Using $IHPA as an example, Head Trader at TurboTrading, Robert Knight, demonstrates and discusses patterns that may appear after a stock has been pumped (and dumped). A transcript is below the video.

The patterns that happen when the pumpers* are finished for the day. $IHPA we can see that it had this initially move off of the three 50 area, pop, pull back or do the retracement. And then the last two days, big pop up. So probably, you know, some chat rooms get ahold of it and especially in here, and it really starts to go now, $IHPA.

Let's see if I can find out how much… It did have a pretty big float. Yeah. It's a 51 million share float. So that's, that's a lot, I mean, this thing moved from call it seven and a half to 12. That's four and a half. It's a 200 million you added to the market cap. That’s pretty significant, but anyways, so it probably was attracting the attention of the market.
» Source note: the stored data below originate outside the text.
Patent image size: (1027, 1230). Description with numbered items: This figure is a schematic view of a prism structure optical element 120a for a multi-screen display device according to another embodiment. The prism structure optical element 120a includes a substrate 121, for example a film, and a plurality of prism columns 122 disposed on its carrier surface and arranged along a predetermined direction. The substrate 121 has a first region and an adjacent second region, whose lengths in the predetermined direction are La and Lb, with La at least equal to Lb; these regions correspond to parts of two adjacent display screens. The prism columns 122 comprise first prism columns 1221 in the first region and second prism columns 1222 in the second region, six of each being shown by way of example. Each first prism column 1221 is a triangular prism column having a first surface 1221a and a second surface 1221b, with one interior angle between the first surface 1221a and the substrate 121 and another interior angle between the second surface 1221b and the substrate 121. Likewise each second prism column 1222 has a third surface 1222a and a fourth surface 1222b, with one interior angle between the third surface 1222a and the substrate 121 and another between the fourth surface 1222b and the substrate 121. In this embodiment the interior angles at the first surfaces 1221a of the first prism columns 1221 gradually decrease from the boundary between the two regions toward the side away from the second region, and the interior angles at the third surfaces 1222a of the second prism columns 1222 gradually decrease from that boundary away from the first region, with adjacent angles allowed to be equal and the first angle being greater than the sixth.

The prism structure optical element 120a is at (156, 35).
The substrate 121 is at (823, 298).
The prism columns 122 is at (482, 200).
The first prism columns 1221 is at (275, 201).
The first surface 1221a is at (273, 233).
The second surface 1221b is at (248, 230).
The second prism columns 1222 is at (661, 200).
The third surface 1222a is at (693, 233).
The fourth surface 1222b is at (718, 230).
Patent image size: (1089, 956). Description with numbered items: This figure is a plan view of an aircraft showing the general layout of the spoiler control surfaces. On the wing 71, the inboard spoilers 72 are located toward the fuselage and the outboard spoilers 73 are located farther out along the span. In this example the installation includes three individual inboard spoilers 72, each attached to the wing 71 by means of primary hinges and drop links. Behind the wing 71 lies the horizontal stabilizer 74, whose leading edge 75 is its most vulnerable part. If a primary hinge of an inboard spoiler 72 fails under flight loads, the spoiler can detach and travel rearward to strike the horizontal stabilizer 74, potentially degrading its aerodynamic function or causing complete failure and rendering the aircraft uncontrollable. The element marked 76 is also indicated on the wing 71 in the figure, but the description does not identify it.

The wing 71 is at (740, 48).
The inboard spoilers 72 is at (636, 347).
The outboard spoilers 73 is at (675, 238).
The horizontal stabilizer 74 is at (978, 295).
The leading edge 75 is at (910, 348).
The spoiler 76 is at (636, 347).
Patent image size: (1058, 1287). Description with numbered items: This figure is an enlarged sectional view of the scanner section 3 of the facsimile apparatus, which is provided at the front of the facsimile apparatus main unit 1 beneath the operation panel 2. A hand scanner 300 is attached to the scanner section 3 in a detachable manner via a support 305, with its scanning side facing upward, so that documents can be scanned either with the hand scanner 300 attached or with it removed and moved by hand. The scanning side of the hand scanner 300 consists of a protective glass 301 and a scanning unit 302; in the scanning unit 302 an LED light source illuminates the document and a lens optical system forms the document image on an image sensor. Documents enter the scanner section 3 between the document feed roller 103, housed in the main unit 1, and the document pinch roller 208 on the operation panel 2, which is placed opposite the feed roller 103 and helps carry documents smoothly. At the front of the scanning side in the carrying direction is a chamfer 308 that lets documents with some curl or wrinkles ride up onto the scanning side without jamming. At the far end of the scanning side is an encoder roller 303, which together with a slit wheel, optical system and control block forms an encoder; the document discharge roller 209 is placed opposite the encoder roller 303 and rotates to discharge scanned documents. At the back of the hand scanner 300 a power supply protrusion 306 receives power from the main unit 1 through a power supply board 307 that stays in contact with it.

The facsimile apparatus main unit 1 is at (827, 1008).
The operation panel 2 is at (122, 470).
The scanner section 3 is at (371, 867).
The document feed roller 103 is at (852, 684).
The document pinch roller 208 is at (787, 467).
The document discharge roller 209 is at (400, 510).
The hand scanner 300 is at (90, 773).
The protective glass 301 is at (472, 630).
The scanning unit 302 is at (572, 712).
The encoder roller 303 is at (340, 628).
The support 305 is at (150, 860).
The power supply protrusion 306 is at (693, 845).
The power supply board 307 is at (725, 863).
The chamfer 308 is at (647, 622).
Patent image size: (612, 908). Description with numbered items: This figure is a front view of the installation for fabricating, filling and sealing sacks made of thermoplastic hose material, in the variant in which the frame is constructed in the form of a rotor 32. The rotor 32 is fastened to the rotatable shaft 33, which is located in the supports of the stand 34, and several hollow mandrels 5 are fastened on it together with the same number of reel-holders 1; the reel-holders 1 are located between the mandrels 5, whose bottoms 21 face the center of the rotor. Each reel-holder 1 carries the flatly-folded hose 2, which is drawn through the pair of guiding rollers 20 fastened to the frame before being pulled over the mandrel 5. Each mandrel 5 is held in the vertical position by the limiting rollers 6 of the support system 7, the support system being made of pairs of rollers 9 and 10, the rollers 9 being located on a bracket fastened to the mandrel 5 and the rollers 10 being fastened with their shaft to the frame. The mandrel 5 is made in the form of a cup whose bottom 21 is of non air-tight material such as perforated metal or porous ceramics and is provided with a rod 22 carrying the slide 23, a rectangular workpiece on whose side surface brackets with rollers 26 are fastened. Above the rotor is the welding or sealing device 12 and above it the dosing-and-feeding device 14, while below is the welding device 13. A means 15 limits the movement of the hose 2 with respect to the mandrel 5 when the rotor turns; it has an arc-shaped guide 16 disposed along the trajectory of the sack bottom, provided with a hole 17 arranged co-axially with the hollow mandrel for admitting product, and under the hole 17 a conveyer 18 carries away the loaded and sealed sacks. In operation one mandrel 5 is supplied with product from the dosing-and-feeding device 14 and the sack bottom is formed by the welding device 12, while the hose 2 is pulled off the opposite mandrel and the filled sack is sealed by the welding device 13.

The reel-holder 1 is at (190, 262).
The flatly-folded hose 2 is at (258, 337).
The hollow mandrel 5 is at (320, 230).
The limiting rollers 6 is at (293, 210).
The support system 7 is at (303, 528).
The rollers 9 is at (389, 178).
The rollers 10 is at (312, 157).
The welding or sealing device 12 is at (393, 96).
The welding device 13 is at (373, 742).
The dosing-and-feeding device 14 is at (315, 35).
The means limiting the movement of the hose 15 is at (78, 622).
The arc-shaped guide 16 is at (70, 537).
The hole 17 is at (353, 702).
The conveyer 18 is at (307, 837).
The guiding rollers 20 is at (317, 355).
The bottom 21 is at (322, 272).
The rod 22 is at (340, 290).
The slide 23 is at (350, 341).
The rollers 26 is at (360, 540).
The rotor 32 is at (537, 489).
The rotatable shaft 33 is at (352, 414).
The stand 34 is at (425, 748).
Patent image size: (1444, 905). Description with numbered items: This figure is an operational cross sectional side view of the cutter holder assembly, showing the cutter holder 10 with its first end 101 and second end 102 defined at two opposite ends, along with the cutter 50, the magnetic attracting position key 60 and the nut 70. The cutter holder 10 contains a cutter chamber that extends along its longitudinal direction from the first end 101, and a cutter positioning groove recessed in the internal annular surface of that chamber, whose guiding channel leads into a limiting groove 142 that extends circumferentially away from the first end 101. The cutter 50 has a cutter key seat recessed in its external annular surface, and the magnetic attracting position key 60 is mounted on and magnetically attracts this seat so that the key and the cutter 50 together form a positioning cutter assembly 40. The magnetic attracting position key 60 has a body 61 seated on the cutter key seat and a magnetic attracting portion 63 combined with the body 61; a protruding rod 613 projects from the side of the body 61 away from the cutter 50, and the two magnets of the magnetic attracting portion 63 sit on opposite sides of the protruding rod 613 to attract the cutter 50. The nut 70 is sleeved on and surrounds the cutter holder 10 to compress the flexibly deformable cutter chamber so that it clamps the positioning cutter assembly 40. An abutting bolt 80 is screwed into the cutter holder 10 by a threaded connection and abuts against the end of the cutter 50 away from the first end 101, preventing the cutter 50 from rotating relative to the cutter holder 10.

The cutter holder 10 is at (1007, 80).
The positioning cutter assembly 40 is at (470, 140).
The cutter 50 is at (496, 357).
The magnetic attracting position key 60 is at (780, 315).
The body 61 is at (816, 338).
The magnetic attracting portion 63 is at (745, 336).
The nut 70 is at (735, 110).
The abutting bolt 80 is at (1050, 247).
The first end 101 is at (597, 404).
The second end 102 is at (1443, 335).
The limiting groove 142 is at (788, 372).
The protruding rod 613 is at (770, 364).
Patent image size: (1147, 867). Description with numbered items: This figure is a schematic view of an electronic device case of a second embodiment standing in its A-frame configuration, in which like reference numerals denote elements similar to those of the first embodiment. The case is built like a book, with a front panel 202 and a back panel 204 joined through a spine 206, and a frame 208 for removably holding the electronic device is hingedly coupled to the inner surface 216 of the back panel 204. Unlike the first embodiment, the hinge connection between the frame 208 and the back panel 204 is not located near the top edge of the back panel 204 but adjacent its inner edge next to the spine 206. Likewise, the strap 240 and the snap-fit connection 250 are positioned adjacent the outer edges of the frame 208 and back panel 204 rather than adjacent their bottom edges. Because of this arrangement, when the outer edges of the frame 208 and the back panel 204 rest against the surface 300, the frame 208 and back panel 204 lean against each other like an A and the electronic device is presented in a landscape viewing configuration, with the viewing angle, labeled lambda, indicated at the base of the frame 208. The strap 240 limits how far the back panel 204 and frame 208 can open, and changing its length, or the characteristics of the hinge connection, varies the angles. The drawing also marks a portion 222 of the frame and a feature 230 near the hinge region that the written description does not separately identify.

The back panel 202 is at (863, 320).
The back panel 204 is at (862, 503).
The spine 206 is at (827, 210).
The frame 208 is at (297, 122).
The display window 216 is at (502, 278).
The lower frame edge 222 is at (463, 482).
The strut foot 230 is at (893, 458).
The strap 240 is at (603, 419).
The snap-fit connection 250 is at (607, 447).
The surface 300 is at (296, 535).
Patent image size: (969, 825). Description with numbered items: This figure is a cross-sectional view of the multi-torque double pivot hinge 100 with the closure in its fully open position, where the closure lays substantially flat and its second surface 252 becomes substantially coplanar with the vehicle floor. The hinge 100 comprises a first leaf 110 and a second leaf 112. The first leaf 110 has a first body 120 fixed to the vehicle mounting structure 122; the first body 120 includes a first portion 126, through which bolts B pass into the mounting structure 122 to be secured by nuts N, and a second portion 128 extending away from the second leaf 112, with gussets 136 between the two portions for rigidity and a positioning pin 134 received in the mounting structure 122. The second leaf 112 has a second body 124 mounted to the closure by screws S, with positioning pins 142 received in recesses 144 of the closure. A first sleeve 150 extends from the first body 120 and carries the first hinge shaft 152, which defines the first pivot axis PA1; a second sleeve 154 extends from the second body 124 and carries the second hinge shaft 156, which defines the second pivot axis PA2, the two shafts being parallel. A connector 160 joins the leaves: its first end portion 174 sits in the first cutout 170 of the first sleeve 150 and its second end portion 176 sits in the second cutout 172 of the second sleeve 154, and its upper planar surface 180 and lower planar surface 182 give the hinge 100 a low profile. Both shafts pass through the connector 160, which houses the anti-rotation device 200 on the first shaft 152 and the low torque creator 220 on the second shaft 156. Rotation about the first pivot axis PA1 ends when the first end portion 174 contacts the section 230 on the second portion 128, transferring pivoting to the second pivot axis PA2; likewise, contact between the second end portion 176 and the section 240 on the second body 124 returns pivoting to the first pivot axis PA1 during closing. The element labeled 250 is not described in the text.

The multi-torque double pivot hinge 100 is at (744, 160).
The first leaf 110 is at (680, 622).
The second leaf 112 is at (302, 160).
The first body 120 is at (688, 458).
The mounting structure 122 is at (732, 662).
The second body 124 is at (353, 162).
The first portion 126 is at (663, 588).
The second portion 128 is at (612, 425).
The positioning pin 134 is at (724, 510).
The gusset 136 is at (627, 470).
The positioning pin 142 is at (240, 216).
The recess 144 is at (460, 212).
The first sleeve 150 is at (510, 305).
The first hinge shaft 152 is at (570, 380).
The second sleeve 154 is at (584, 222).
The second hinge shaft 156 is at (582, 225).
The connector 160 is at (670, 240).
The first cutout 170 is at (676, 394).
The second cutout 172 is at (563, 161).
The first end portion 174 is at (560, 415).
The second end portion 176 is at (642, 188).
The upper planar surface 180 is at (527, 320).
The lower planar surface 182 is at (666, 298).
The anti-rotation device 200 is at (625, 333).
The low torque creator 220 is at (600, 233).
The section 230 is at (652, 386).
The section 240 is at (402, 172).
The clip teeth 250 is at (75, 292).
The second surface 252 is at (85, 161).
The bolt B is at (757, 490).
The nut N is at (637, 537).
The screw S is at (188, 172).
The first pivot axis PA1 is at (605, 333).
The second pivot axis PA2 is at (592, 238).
It's where the money was flowing. And, perhaps, you know, some of the chat rooms had a hold of it and they were pumping it up. It spiked up to this, and maybe it could have been a short squeeze… So there was no real, short on, at going into it, but maybe once it got halted and started to pop, then the shorts came into it.

What I said was, after the second halt, you probably want to get out of the trade because quite often you'll see it rollover and start to back off. And in this case, this is what happened, but not only that. So the people that were…the institutions or the traders or the market makers who were pushing this thing after the second pop, they made a huge win--four and a half dollars or more…if they bought in pre-market.

And so they've all gone home. Well, then what happens is there's nobody left to support it is. And so all the bag holders up here, they keep averaging down and it takes a little pop, the shorts cover. And then it sells off. Shorts covers sells off once the, once the, whoever was running, it has done for the day.

There's no sense in trying to trade these things anymore. They just that's it, especially with the stock or 50 million shares out. Or in the float, I mean, 50 million in the float and no short position to, you know, to support it once, once they go home, they're done for the day, which is usually just the first hour of the day, then there's nobody left to support this.

And it just continues to, it'll just continue to drift off for the rest of the day. Now it near the end of the day, you may get a bit of a squeeze. As long as all the shorts don't want to hold their short over the weekend and may take a pop, but for now, that's it for $IHPA.

*"Pumpers" refers to a "Pump and Dump Scam." It's when a group of investors, or even a single investor, promote a stock that they are holding. This can create a surge in interest, and the price of the stock goes up. The original investors quickly dump (sell) the stock and walk away with their profit. This leaves their followers holding stock that is prone to dropping in value.